My car club will, on occasion, get together a small group and go for an early-morning drive. This takes place at 7:00 a.m., when there is very little traffic and it’s still cool enough that driving with the top down is delightful. This morning we gathered again and went from South Miami out to Key Biscayne. Thanks to the passage of a cold front on Friday night, the weather was clear and cool enough that a light jacket was welcome. It could even be described by some as “crisp,” which isn’t something you think of in describing weather in South Florida.
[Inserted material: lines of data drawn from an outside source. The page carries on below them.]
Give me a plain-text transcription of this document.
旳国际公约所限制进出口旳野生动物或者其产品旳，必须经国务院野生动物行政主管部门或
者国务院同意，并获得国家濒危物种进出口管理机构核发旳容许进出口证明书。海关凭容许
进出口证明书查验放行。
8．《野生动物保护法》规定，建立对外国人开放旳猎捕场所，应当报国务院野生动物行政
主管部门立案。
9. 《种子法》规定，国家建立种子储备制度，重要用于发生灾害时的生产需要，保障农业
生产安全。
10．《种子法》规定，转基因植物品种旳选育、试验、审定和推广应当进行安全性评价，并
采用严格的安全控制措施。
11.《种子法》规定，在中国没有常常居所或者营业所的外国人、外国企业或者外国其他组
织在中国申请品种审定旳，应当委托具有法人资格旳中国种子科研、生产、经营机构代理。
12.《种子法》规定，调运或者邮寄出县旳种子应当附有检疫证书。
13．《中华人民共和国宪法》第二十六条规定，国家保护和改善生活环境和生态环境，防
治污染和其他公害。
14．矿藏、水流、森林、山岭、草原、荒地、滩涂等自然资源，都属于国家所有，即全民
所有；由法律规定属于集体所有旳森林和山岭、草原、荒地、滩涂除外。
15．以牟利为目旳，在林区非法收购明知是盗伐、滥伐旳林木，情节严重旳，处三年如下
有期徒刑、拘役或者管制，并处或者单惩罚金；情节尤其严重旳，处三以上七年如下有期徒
There were six cars: a 1967 Austin Healey 3000 MkIII, a 1960 Austin Healey 3000, a 1973 TR6, a 1970 Lotus (with right-hand-drive), a 1960 Chevrolet Impala, and ever the odd man out, my 1995 Mustang GT. You do not have to own an antique car (more than 25 years old) to belong to the club; you just can’t exhibit a newer car. That doesn’t bother me; I enjoy looking at the cars of other members, and they are happy to have me along in either my Mustang or my nearly-antique 1988 Pontiac 6000LE Safari station wagon. We cruised up US 1 to the Rickenbacker Causeway and out over the bridges to Key Biscayne, greeting the sun as it broke through the low-level clouds over the Atlantic, passing the line of cyclists that are always on the road, and getting a wave from them. A flock of pelicans swooped low over the water by the bridge to Virginia Key.
Our usual stop is a Cuban cafe where some of us (me) had breakfast and Cuban coffee. We enjoyed the sunrise over the palms and condos, and then headed back home via a more scenic route – past Vizcaya, the old Deering estate, and through Coconut Grove, through the tunnel of trees along Main Highway and Old Cutler Road, and back home in time for another cup of coffee and the Sunday New York Times.